Young is a descendant of Brigham Young through his great-great-great-grandmother, Lucy Decker Young.

== Career ==

=== Journalism ===
During Young's 26-year-career in broadcast journalism, he produced two award-winning documentaries: The Great March about William Tecumseh Sherman's Civil War invasion of Georgia, and Ike's Augusta, a chronicle of Dwight Eisenhower's membership at the Augusta National Golf Club.
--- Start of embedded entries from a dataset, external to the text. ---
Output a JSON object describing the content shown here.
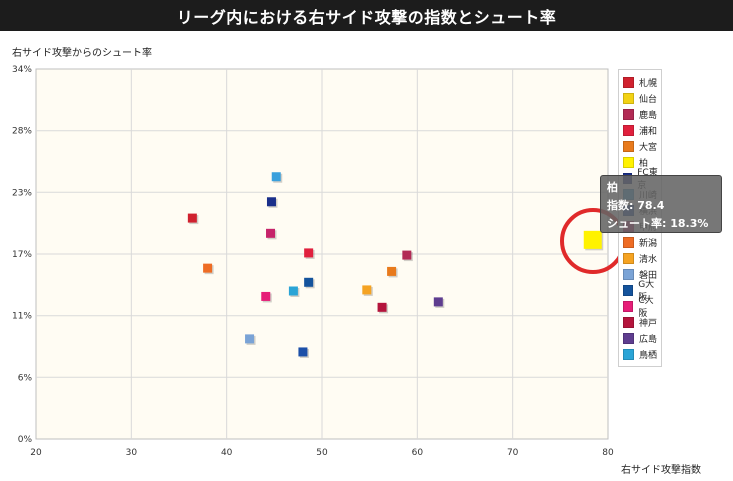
{
  "title": "リーグ内における右サイド攻撃の指数とシュート率",
  "chart_data": {
    "type": "scatter",
    "xlabel": "右サイド攻撃指数",
    "ylabel": "右サイド攻撃からのシュート率",
    "xlim": [
      20,
      80
    ],
    "ylim": [
      0,
      34
    ],
    "x_ticks": [
      "20",
      "30",
      "40",
      "50",
      "60",
      "70",
      "80"
    ],
    "y_ticks": [
      "0%",
      "6%",
      "11%",
      "17%",
      "23%",
      "28%",
      "34%"
    ],
    "y_tick_values": [
      0,
      5.67,
      11.33,
      17,
      22.67,
      28.33,
      34
    ],
    "grid": true,
    "legend_position": "right",
    "series": [
      {
        "name": "札幌",
        "color": "#d0212e",
        "x": 36.4,
        "y": 20.3
      },
      {
        "name": "仙台",
        "color": "#f2d214",
        "x": 78.4,
        "y": 18.3
      },
      {
        "name": "鹿島",
        "color": "#b22a55",
        "x": 58.9,
        "y": 16.9
      },
      {
        "name": "浦和",
        "color": "#e0203d",
        "x": 48.6,
        "y": 17.1
      },
      {
        "name": "大宮",
        "color": "#e87a1c",
        "x": 57.3,
        "y": 15.4
      },
      {
        "name": "柏",
        "color": "#fff200",
        "x": 78.4,
        "y": 18.3
      },
      {
        "name": "FC東京",
        "color": "#1a2f8a",
        "x": 44.7,
        "y": 21.8
      },
      {
        "name": "川崎",
        "color": "#3aa0dc",
        "x": 45.2,
        "y": 24.1
      },
      {
        "name": "横浜",
        "color": "#1c4fa8",
        "x": 48.0,
        "y": 8.0
      },
      {
        "name": "甲府",
        "color": "#c6246a",
        "x": 44.6,
        "y": 18.9
      },
      {
        "name": "新潟",
        "color": "#ee6c24",
        "x": 38.0,
        "y": 15.7
      },
      {
        "name": "清水",
        "color": "#f5a322",
        "x": 54.7,
        "y": 13.7
      },
      {
        "name": "磐田",
        "color": "#7aa3d6",
        "x": 42.4,
        "y": 9.2
      },
      {
        "name": "G大阪",
        "color": "#14539c",
        "x": 48.6,
        "y": 14.4
      },
      {
        "name": "C大阪",
        "color": "#e61e78",
        "x": 44.1,
        "y": 13.1
      },
      {
        "name": "神戸",
        "color": "#b4143c",
        "x": 56.3,
        "y": 12.1
      },
      {
        "name": "広島",
        "color": "#5e3d8f",
        "x": 62.2,
        "y": 12.6
      },
      {
        "name": "鳥栖",
        "color": "#2aa4d6",
        "x": 47.0,
        "y": 13.6
      }
    ]
  },
  "tooltip": {
    "team": "柏",
    "index_label": "指数: 78.4",
    "rate_label": "シュート率: 18.3%"
  },
  "highlight_color": "#e02a2a",
  "plot_background": "#fffcf3"
}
=== Government service ===
Young served in the United States Air Force during the Vietnam War and served as a broadcast specialist in the Armed Forces Vietnam Network as part of the Military Assistance Command Vietnam. In 1999, he became mayor of Augusta, Georgia, serving until 2005. On June 20, 2005. Young accepted a presidential appointment by George W. Bush to serve as Director of the United States Department of Housing and Urban Development for the Atlanta Region. On June 13, 2007, Young was further designated Assistant Deputy Secretary for Field Policy and Management, a position overseeing HUD Regional Directors for ten regions across the nation. Previously, he was appointed to represent the nation's mayors on the Advisory Council on Historic Preservation.

=== Writing career ===
In 2009, Young began writing what would become his first novel, The Treasure Train; a historical novel set in Augusta around the end of the Civil War. The book follows the account of the midnight raid at Chennault, Georgia, and the stolen shipment of confederate gold; delving into the derivative tales and folklore it spawned. Young credited Dr. Mark Waters for giving him the historical basis in fact for the storyline his fiction would closely follow. In 2017 Young published his second historical novel The Hand of the Wicked, based on the events surrounding the murder of freed woman Nellie West during Georgia Reconstruction.